Comment1 David W. Aha, August 24, 2007 at 6:05 p.m.:

I really enjoyed seeing Haym's short presentation, and this so soon after the conference.

I had a minor quibble; it's incorrect to say that Pat Langley, as part of his work serving as inaugural editor of the Machine Learning journal, created the UCI Repository of ML Databases. Rather, what happened is that Jeff Schlimmer had collected a few database, and handed them over to me. I noticed others failing in their attempt to create a widely-used repository. Given this, I collected many more datasets, and then announced/publicized this as the UCI Repository (probably in 1988). (I passed it on in 1990 after finishing at UCI, and it's been in the hands of many other caretakers since that time.
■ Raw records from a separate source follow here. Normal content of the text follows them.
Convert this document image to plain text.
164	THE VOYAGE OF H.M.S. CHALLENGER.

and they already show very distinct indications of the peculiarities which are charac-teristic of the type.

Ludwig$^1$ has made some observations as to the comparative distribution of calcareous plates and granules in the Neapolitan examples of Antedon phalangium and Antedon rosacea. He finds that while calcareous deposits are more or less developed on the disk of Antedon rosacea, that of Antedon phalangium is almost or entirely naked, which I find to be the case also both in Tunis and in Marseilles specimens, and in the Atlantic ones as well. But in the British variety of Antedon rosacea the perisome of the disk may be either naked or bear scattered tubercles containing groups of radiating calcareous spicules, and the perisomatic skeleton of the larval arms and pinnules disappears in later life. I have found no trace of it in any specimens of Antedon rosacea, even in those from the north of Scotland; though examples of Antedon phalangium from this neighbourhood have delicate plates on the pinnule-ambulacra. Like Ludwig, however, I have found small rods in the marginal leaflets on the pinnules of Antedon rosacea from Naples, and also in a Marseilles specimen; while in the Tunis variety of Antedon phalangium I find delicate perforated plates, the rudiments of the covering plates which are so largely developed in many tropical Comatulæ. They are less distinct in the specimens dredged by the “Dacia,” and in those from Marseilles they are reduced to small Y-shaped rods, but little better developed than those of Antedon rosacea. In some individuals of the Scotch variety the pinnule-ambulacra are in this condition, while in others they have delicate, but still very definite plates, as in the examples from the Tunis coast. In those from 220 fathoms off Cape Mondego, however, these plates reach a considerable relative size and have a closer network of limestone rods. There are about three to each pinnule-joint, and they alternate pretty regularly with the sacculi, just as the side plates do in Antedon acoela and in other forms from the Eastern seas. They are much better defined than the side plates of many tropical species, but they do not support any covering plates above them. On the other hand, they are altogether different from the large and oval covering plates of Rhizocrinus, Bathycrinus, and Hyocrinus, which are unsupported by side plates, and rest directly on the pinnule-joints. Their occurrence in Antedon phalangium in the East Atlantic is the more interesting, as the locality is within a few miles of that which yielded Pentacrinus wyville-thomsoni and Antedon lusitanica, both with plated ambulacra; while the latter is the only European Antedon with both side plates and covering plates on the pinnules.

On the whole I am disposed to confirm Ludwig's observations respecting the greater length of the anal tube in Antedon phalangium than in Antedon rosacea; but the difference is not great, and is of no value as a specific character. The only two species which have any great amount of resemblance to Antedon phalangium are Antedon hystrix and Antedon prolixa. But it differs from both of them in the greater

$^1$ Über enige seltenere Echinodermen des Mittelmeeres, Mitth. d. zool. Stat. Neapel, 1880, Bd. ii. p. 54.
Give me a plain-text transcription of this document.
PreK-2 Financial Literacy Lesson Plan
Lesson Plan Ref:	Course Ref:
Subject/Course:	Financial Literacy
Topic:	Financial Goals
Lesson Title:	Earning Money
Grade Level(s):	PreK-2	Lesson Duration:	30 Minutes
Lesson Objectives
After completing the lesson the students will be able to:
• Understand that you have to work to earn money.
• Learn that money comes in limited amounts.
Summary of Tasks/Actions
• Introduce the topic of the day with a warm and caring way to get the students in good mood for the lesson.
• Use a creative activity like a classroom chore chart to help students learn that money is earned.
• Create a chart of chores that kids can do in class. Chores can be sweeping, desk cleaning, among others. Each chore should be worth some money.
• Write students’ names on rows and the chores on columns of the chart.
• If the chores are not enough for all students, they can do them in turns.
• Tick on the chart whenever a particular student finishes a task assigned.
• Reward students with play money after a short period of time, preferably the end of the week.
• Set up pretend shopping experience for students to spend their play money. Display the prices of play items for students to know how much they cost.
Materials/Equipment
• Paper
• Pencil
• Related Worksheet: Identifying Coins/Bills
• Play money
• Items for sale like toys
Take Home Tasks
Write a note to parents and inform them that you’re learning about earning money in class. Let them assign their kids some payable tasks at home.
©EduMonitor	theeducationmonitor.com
A Google Scholar citation search reveals over 4000, although this is so large as to seem incredible, and perhaps should be verified more systematically.) Pat was a strong supporter, and may have (I don't recall) encouraged some folks to send databases to me, although I recall mostly requesting these proactively. However, he did not create this repository, and it was not supported by any funding.

I completely agree with Haym's comments on the use of such datasets (i.e., some potential utility but its inherent limitations), having first heard this argument made strongly by Lorenza Saitta in her presentation at an ICML-95 workshop, although possibly earlier as attributed to members of the 1st generation case-based reasoning community (e.g., Janet Kolodner).